Unredeemable

(Lord’s day). Lay long caressing my wife and talking, she telling me sad stories of the ill, improvident, disquiett, and sluttish manner that my father and mother and Pall live in the country, which troubles me mightily, and I must seek to remedy it. So up and ready, and my wife also, and then down and I showed my wife, to her great admiration and joy, Mr. Gauden’s present of plate, the two flaggons, which indeed are so noble that I hardly can think that they are yet mine. So blessing God for it, we down to dinner mighty pleasant, and so up after dinner for a while, and I then to White Hall, walked thither, having at home met with a letter of Captain Cooke’s, with which he had sent a boy for me to see, whom he did intend to recommend to me. I therefore went and there met and spoke with him. He gives me great hopes of the boy, which pleases me, and at Chappell I there met Mr. Blagrave, who gives a report of the boy, and he showed me him, and I spoke to him, and the boy seems a good willing boy to come to me, and I hope will do well. I am to speak to Mr. Townsend to hasten his clothes for him, and then he is to come. So I walked homeward and met with Mr. Spong, and he with me as far as the Old Exchange talking of many ingenuous things, musique, and at last of glasses, and I find him still the same ingenuous man that ever he was, and do among other fine things tell me that by his microscope of his owne making he do discover that the wings of a moth is made just as the feathers of the wing of a bird, and that most plainly and certainly. While we were talking came by several poor creatures carried by, by constables, for being at a conventicle. They go like lambs, without any resistance.

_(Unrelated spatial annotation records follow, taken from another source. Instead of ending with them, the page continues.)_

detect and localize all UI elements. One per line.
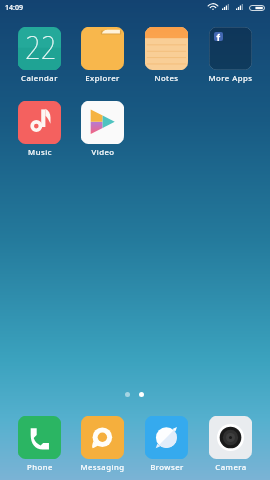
button[interactable]: Page 2, current bbox=[139, 392, 144, 397]
staticText: Messaging bbox=[80, 462, 125, 473]
other: Signal SIM 2 bbox=[236, 4, 243, 10]
button[interactable]: 22 bbox=[8, 27, 71, 84]
button[interactable]: Video bbox=[71, 101, 134, 158]
button[interactable]: Messaging bbox=[71, 416, 134, 473]
staticText: Music bbox=[28, 147, 52, 158]
other: Wi-Fi bbox=[209, 3, 217, 10]
button[interactable]: Phone bbox=[8, 416, 71, 473]
button[interactable]: Camera bbox=[199, 416, 262, 473]
other: Signal SIM 1 bbox=[222, 4, 229, 10]
staticText: Browser bbox=[150, 462, 184, 473]
button[interactable]: Page 1 bbox=[125, 392, 130, 397]
button[interactable]: Notes bbox=[135, 27, 198, 84]
button[interactable]: Music bbox=[8, 101, 71, 158]
button[interactable]: Browser bbox=[135, 416, 198, 473]
staticText: More Apps bbox=[208, 73, 253, 84]
staticText: Video bbox=[91, 147, 115, 158]
staticText: 14:09 bbox=[5, 3, 23, 13]
staticText: 22 bbox=[25, 27, 57, 68]
staticText: Calendar bbox=[21, 73, 58, 84]
staticText: Notes bbox=[154, 73, 179, 84]
staticText: Explorer bbox=[85, 73, 120, 84]
other: Battery bbox=[249, 5, 265, 11]
button[interactable]: Explorer bbox=[71, 27, 134, 84]
staticText: Phone bbox=[27, 462, 53, 473]
staticText: Camera bbox=[215, 462, 247, 473]
button[interactable]: More Apps bbox=[199, 27, 262, 84]
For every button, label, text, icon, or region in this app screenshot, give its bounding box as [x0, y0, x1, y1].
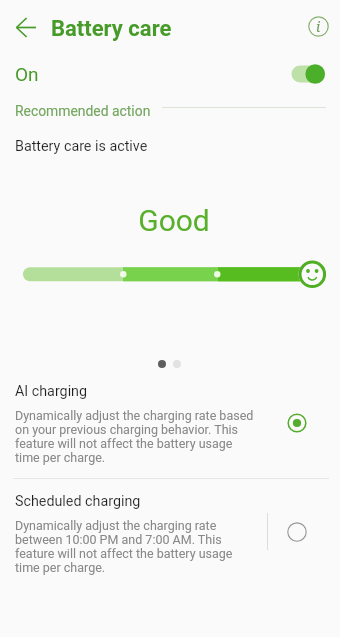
button[interactable]: AI charging: [0, 378, 340, 474]
staticText: Good: [4, 203, 340, 238]
staticText: Dynamically adjust the charging rate bas…: [15, 408, 254, 465]
staticText: On: [15, 63, 39, 85]
staticText: Battery care is active: [15, 138, 148, 155]
staticText: i: [316, 17, 321, 36]
button[interactable]: Scheduled charging: [273, 509, 321, 557]
staticText: AI charging: [15, 383, 88, 400]
button[interactable]: Scheduled charging: [0, 488, 340, 584]
staticText: Scheduled charging: [15, 493, 141, 510]
button[interactable]: Back: [4, 5, 48, 49]
staticText: Battery care: [51, 16, 172, 42]
staticText: Recommended action: [15, 103, 151, 119]
button[interactable]: AI charging: [273, 399, 321, 447]
staticText: Dynamically adjust the charging rate bet…: [15, 518, 233, 575]
button[interactable]: Information: [296, 4, 340, 48]
button[interactable]: On: [0, 57, 340, 91]
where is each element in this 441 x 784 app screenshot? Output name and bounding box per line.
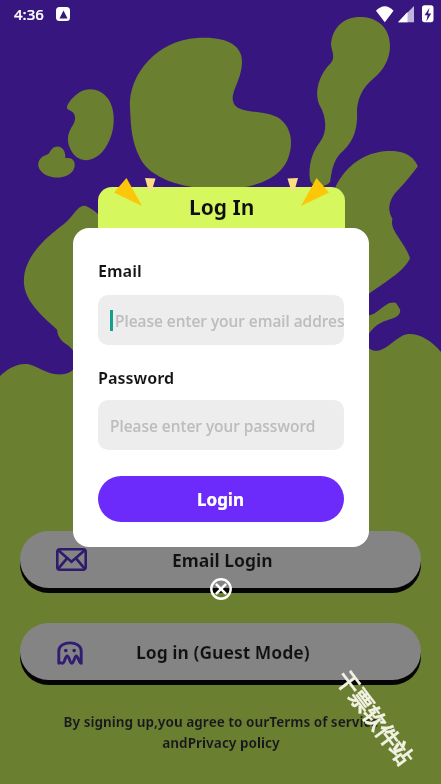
staticText: Login [197, 488, 245, 511]
button[interactable]: Close [210, 578, 232, 600]
staticText: 4:36 [14, 4, 44, 24]
button[interactable]: Log in (Guest Mode) [20, 623, 421, 680]
button[interactable]: Please enter your email address [98, 295, 344, 345]
staticText: Log in (Guest Mode) [136, 640, 310, 664]
staticText: Please enter your email address [115, 310, 344, 331]
staticText: Log In [189, 193, 255, 222]
staticText: 干票软件站 [330, 667, 418, 771]
other: Log in (Guest Mode) [56, 638, 84, 666]
staticText: Please enter your password [110, 415, 316, 436]
staticText: Email [98, 260, 142, 282]
button[interactable]: Email Login [20, 531, 421, 588]
other: Email Login [56, 548, 87, 571]
button[interactable]: Login [98, 476, 344, 522]
staticText: By signing up,you agree to ourTerms of s… [63, 713, 379, 752]
button[interactable]: Please enter your password [98, 400, 344, 450]
staticText: Email Login [172, 548, 273, 572]
staticText: Password [98, 367, 175, 389]
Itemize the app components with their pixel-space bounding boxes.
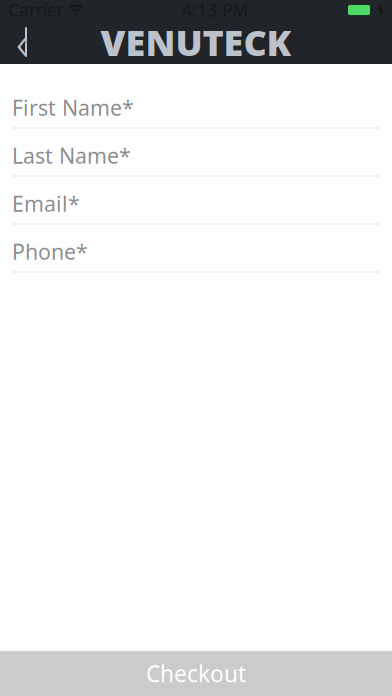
button[interactable]: Checkout (0, 651, 392, 696)
button[interactable]: First Name* (0, 84, 392, 132)
staticText: Carrier (8, 0, 64, 22)
button[interactable]: Email* (0, 180, 392, 228)
staticText: 4:13 PM (182, 0, 248, 22)
staticText: Last Name* (12, 141, 131, 170)
button[interactable]: Back (0, 20, 44, 64)
staticText: ‹ (16, 12, 28, 72)
staticText: Checkout (146, 658, 246, 688)
staticText: VENUTECK (100, 18, 292, 66)
button[interactable]: Last Name* (0, 132, 392, 180)
staticText: First Name* (12, 93, 134, 122)
staticText: Phone* (12, 237, 88, 266)
button[interactable]: Phone* (0, 228, 392, 276)
staticText: Email* (12, 189, 80, 218)
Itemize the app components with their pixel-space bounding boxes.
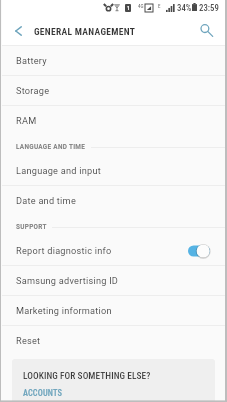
- staticText: Language and input: [16, 165, 101, 176]
- staticText: Reset: [16, 335, 41, 346]
- staticText: Storage: [16, 85, 50, 96]
- staticText: GENERAL MANAGEMENT: [34, 26, 136, 37]
- staticText: Date and time: [16, 195, 77, 206]
- staticText: Samsung advertising ID: [16, 275, 119, 286]
- staticText: LOOKING FOR SOMETHING ELSE?: [23, 370, 151, 381]
- staticText: 4G: [138, 3, 144, 9]
- button[interactable]: Navigate up: [5, 16, 31, 45]
- button[interactable]: Language and input: [2, 156, 225, 185]
- staticText: 23:59: [199, 3, 219, 13]
- staticText: E: [158, 3, 161, 9]
- button[interactable]: Search: [193, 16, 219, 45]
- staticText: Report diagnostic info: [16, 245, 112, 256]
- staticText: Battery: [16, 55, 47, 66]
- button[interactable]: Battery: [2, 46, 225, 75]
- button[interactable]: RAM: [2, 106, 225, 135]
- button[interactable]: Report diagnostic info: [2, 236, 225, 265]
- staticText: 1: [127, 5, 130, 11]
- staticText: SUPPORT: [16, 223, 47, 231]
- staticText: LANGUAGE AND TIME: [16, 143, 86, 151]
- button[interactable]: Reset: [2, 326, 225, 355]
- button[interactable]: Samsung advertising ID: [2, 266, 225, 295]
- staticText: RAM: [16, 115, 37, 126]
- button[interactable]: Date and time: [2, 186, 225, 215]
- staticText: Marketing information: [16, 305, 112, 316]
- button[interactable]: Storage: [2, 76, 225, 105]
- button[interactable]: LOOKING FOR SOMETHING ELSE?: [12, 359, 215, 401]
- staticText: ACCOUNTS: [23, 388, 62, 398]
- staticText: 34%: [177, 3, 192, 13]
- button[interactable]: Marketing information: [2, 296, 225, 325]
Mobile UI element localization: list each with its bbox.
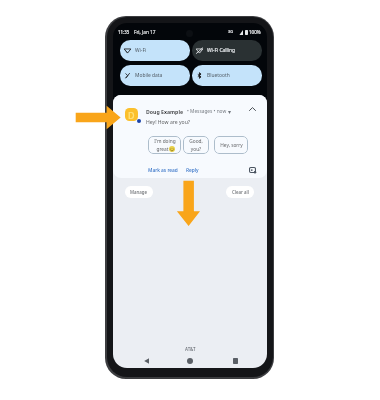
staticText: Clear all <box>232 189 249 195</box>
button[interactable]: Manage <box>125 186 153 198</box>
staticText: Reply <box>186 167 199 174</box>
button[interactable]: Recent apps <box>229 355 241 367</box>
button[interactable]: Mobile data <box>120 65 190 86</box>
button[interactable]: D <box>113 95 267 178</box>
staticText: 3G <box>228 29 234 34</box>
button[interactable]: I'm doing great <box>148 136 181 154</box>
staticText: Fri, Jan 17 <box>134 29 156 35</box>
button[interactable]: Open in app <box>247 164 258 175</box>
button[interactable]: Clear all <box>226 186 254 198</box>
button[interactable]: Hey, sorry <box>214 136 248 154</box>
button[interactable]: Good, you? <box>183 136 209 154</box>
staticText: • Messages • now <box>187 108 227 115</box>
staticText: Mobile data <box>135 72 163 79</box>
staticText: D <box>128 109 135 121</box>
staticText: Mark as read <box>148 167 178 174</box>
staticText: Good, you? <box>189 138 203 153</box>
staticText: AT&T <box>185 346 196 352</box>
button[interactable]: Bluetooth <box>192 65 262 86</box>
button[interactable]: Back <box>140 355 152 367</box>
staticText: 11:35 <box>118 29 130 35</box>
button[interactable]: Wi-Fi <box>120 40 190 61</box>
button[interactable]: Home <box>184 355 196 367</box>
staticText: Hey! How are you? <box>146 119 191 126</box>
button[interactable]: Mark as read <box>148 167 178 174</box>
staticText: Manage <box>130 189 148 195</box>
button[interactable]: Collapse notification <box>247 103 258 114</box>
staticText: Hey, sorry <box>220 142 243 149</box>
button[interactable]: Reply <box>186 167 199 174</box>
staticText: 100% <box>249 29 261 35</box>
staticText: Doug Example <box>146 108 184 115</box>
staticText: I'm doing great <box>154 138 176 153</box>
staticText: Bluetooth <box>207 72 230 79</box>
staticText: Wi-Fi Calling <box>207 47 236 54</box>
button[interactable]: Wi-Fi Calling <box>192 40 262 61</box>
staticText: Wi-Fi <box>135 47 147 54</box>
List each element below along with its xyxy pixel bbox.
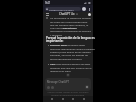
- button[interactable]: Profile: [88, 13, 91, 16]
- button[interactable]: Message ChatGPT: [45, 78, 91, 91]
- staticText: de arriba de la boca puede hacer: [50, 20, 88, 23]
- button[interactable]: ChatGPT 4o: [59, 12, 78, 16]
- button[interactable]: More options: [87, 7, 91, 11]
- staticText: que los sonidos sean confusos, lo: [50, 23, 89, 26]
- staticText: No pronunciar la lengua en la parte: [50, 16, 91, 19]
- staticText: ChatGPT puede cometer errores. Considera…: [45, 91, 91, 97]
- staticText: Posición ideal: la lengua debe: [50, 43, 85, 46]
- button[interactable]: Voice mode: [85, 85, 89, 89]
- button[interactable]: Back: [50, 97, 54, 101]
- staticText: resonantes o problemas de postura: [50, 29, 91, 32]
- staticText: chatgpt.com/c/67f9b1: [49, 8, 74, 11]
- staticText: fluyendo mas aire por la boca con la: [50, 66, 92, 69]
- staticText: 9:41: [45, 1, 51, 5]
- staticText: superior, justo detras de los dientes: [50, 50, 91, 53]
- button[interactable]: Forward: [61, 97, 65, 101]
- staticText: y terminos: [50, 33, 63, 36]
- staticText: cual causa dificultades: [50, 26, 77, 29]
- staticText: Porqué la posición de la lengua es: [46, 36, 95, 40]
- button[interactable]: Scroll to bottom: [66, 73, 70, 77]
- staticText: Message ChatGPT: [47, 80, 70, 84]
- button[interactable]: Account: [82, 7, 86, 11]
- button[interactable]: Tabs: [82, 97, 86, 101]
- staticText: ChatGPT 4o: [59, 12, 75, 16]
- button[interactable]: Attach file: [47, 86, 50, 89]
- button[interactable]: Tools: [51, 86, 54, 89]
- staticText: lengua en el lugar: [50, 69, 71, 72]
- staticText: importante:: [46, 39, 64, 43]
- staticText: frontales, sin tocar los dientes de: [50, 53, 88, 56]
- staticText: Aire: toda postura general de dejar: [50, 62, 91, 65]
- button[interactable]: Menu: [45, 12, 49, 16]
- button[interactable]: Share: [71, 97, 75, 101]
- button[interactable]: chatgpt.com/c/67f9b1: [45, 7, 81, 11]
- staticText: forma ligeramente correcta: [50, 57, 82, 60]
- staticText: apoyarse ligeramente contra el paladar: [50, 47, 95, 50]
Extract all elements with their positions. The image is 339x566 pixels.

I would to God they would either conform, or be more wise, and not be catched! Thence parted with him, mightily pleased with his company, and away homeward, calling at Dan Rawlinson, and supped there with my uncle Wight, and then home and eat again for form sake with her, and then to prayers and to bed.

long sad stories
live in the country

they might hit the glass
on the wings of bird

poor creatures without
any art or prayer


Erasure poem derived from The Diary of Samuel Pepys, Sunday 7 August 1664.